I knew that I sure as well didn’t want to sound like the Pitchfork review of the album, spewing its typical smart rock critic gibberish. I get it dude, you’re a fan of post-modernism. Do you want a ribbon?
“In his more fleshed-out, metaphysically epic form, Krug consistently finds ways to yoke disparate parts; there's so much inventive stitching, in fact, it makes it tempting to offer a play-by-play with color commentary for every song. Beyond writing catchy tunes and packing them with whispers, mallets, harpsichord, and patches of cheapskate drum machines, he's an intriguing presence.
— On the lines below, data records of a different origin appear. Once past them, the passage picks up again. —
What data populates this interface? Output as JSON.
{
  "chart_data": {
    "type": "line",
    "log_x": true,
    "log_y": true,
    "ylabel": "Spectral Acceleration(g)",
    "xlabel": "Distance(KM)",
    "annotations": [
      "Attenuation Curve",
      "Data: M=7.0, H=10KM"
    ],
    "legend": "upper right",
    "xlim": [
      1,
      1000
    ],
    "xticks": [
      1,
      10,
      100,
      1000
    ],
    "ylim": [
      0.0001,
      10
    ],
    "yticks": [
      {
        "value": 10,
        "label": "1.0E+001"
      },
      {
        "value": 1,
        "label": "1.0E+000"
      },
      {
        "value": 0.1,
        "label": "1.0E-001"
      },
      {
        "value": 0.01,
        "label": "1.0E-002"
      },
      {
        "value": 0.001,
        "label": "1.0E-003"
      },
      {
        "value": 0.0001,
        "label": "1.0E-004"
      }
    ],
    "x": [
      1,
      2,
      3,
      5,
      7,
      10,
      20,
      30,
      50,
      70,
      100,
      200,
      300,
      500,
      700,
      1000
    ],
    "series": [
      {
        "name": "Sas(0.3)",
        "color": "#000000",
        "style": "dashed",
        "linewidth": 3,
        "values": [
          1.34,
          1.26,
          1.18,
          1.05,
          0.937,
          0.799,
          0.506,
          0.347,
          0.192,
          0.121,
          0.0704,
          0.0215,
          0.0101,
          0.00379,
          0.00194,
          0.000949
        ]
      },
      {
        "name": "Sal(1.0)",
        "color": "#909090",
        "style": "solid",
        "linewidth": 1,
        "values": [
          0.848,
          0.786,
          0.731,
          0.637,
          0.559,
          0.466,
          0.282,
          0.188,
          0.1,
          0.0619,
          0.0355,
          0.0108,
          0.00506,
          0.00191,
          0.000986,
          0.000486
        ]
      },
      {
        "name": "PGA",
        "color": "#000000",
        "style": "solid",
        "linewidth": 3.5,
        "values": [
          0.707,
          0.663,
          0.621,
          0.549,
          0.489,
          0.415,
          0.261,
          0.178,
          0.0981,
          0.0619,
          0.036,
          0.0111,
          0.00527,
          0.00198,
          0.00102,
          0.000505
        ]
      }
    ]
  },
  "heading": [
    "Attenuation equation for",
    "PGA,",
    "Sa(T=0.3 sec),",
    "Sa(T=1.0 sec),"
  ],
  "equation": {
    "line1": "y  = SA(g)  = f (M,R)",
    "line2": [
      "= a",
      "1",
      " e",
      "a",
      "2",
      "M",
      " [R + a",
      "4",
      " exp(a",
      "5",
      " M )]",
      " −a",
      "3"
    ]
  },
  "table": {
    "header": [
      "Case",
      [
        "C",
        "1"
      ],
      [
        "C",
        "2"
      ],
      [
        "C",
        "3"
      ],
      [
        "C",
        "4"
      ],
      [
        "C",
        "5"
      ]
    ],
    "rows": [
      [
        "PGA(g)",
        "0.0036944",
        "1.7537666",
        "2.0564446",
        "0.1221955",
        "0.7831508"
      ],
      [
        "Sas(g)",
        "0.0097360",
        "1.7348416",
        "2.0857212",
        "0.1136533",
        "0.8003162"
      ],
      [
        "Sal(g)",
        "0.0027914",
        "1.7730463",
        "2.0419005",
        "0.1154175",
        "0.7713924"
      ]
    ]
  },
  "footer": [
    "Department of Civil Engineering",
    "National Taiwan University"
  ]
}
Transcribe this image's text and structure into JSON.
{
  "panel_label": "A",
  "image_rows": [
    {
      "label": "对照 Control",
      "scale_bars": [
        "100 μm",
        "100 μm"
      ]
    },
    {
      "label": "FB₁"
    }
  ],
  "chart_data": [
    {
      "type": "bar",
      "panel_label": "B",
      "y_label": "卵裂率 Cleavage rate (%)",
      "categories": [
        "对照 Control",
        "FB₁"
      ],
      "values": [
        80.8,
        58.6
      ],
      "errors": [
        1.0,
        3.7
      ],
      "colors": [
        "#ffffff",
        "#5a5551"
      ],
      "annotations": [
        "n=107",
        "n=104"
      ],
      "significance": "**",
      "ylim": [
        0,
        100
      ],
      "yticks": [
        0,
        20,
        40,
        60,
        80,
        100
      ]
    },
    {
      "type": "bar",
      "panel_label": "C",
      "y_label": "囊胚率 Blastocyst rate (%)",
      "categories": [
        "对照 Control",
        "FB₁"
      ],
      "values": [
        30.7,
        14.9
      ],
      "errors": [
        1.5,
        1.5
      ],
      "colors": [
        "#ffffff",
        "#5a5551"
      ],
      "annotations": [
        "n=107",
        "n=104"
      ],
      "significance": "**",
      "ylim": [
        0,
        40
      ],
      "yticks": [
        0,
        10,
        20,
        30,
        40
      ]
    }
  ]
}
Instead of bubbling along at one level, he roller coasters and raves, mixing nonsense with sharp observations and sadness with puns
Needless to say, there’s nothing I enjoy more than a cheapskate drum machine.
The description that made the most sense about the album came from Skeet On Mischa:
I'd love to say something about Sunset Rubdown, but I can't get past the fourth song on the album; it's just too good. Very haunting and reminds me of that song on that Air album, "10,000 Hz legend" with Buffalo Daughter on it.”
It’s one of those CDs that you put in your car and immediately have to turn off because it’s way way too much to handle when you’re sitting on traffic on a freeway. Too intense. It certain doesn’t bear well to casual listening.
That was exactly how I felt about the album until last week, when I was finally able got past the fourth song. And what I heard is pure unfiltered genius.
Like any great album, it ends perfectly. The last song of the album, “Shut Up I Am Dreaming of Places Where Loves Have Wings,” is a seven and a half minute symphony, a song almost too powerful to want to listen to. It forces you to stop everything you’re doing and just listen.
This album isn’t for everyone. It’s strange unique and weird. As though it would be the perfect soundtrack for a Tim Burton film. The first four or five times I heard it, it didn’t sink. But now it has. I like Arcade Fire and Sufjan Steven’s as much as the next guy, but while I admire the brilliance of those two musicians, nothing they’ve done can match the blistering and savage emotion, pain and beauty wrapped up in “Shut Up I Am Dreaming.” I can’t recommend an album more.